Let $A \in \mathbb{R}^{n \times n}$ be symmetric and positive definite and fix vector $x_0 \in S^{n-1}$, which means $\|x_0\|_2 = 1$. We want to show
$$x_0^\intercal A^{-1} x_0 \leq c$$
for a fixed vector $x_0$. We want to convert the problem in such a way to work with the matrix $A$ instead of $A^{-1}$.
One way to do this is the following. If we show that $x^\intercal A^{-1} x \leq c$ for any $x \in S^{n-1}$, then we can conclude $x_0^\intercal A^{-1} x_0 \leq c$. This means that all eigenvalues of $A^{-1}$ are smaller than or equal to $c$ or equivalently, all eigenvalues of $A$ are greater than or equal to $1/c$. In other words,
$$x^\intercal A x \geq 1/c \quad \text{ for all } x \in S^{n-1} \quad \Rightarrow \quad x_0^\intercal A^{-1} x_0 \leq c$$
Question: Showing $x^\intercal A x \geq 1/c$ for $x \in S^{n-1}$ is a much stronger result than $x_0 \in S^{n-1}$. It is possible to specifiy a smaller set $\mathcal{B} \in S^{n-1}$ based on $x_0$ such that
$$x^\intercal A x \geq 1/c \quad \text{ for all } x \in \mathcal{B} \quad \Rightarrow \quad x_0^\intercal A^{-1} x_0 \leq c?$$
My attempt: Eigenvectors of $A$ and $A^{-1}$ are the same. If $x_0$ is an eigenvector of $A$ with eigenvalue $\lambda_0$, then
$$x_0^\intercal A x_0 = \lambda_0 \geq \frac{1}{c} \quad \Rightarrow \quad x_0^\intercal A^{-1} x_0 = \frac{1}{\lambda_0} \leq c$$
So $\mathcal{B} = \{ x_0\}$ works here.
This isn't quite the lines you were working along, but you might find the following helpful.

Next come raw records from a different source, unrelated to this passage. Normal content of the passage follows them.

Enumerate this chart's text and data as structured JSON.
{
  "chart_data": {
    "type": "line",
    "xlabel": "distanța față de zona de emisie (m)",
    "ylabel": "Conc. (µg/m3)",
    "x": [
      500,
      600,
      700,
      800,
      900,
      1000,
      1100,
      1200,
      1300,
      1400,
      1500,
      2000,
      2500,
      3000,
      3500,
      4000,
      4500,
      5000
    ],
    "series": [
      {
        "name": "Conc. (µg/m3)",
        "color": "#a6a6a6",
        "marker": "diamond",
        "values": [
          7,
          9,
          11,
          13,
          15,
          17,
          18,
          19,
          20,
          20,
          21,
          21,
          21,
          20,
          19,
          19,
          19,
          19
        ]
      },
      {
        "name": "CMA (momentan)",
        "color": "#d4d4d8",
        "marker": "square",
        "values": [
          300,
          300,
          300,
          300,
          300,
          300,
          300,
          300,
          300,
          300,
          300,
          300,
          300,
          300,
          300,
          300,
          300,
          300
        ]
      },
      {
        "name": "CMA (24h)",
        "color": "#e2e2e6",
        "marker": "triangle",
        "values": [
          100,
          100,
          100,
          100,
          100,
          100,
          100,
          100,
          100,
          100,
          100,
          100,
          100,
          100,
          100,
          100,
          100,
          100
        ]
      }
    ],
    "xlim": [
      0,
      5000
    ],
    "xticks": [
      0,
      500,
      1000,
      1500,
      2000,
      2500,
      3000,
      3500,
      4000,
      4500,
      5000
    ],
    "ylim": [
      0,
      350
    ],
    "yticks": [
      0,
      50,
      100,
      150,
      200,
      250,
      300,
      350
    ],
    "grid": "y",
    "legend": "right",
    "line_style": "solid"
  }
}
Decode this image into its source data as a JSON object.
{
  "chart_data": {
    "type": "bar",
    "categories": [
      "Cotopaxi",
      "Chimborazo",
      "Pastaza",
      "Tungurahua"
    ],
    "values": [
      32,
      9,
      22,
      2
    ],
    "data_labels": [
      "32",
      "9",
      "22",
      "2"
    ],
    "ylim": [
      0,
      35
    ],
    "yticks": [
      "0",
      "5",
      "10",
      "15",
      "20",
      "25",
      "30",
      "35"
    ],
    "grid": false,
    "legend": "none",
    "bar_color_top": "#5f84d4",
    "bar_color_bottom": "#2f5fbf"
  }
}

Using the Schur complement, we find that $c - x_0^\top A^{-1}x_0 \geq 0$ if and only if the matrix $$ M = \pmatrix{A & x_0\\x_0^\top & c} $$ is positive semidefinite. Using the other Schur complement, we see that this in turn holds if and only if the matrix $A - c^{-1}x_0x_0^\top$ is positive semidefinite. This holds if and only if we have $x^\top Ax \geq \frac{(x_0^\top x)^2}{c}$ for all $x \in S^{n-1}.$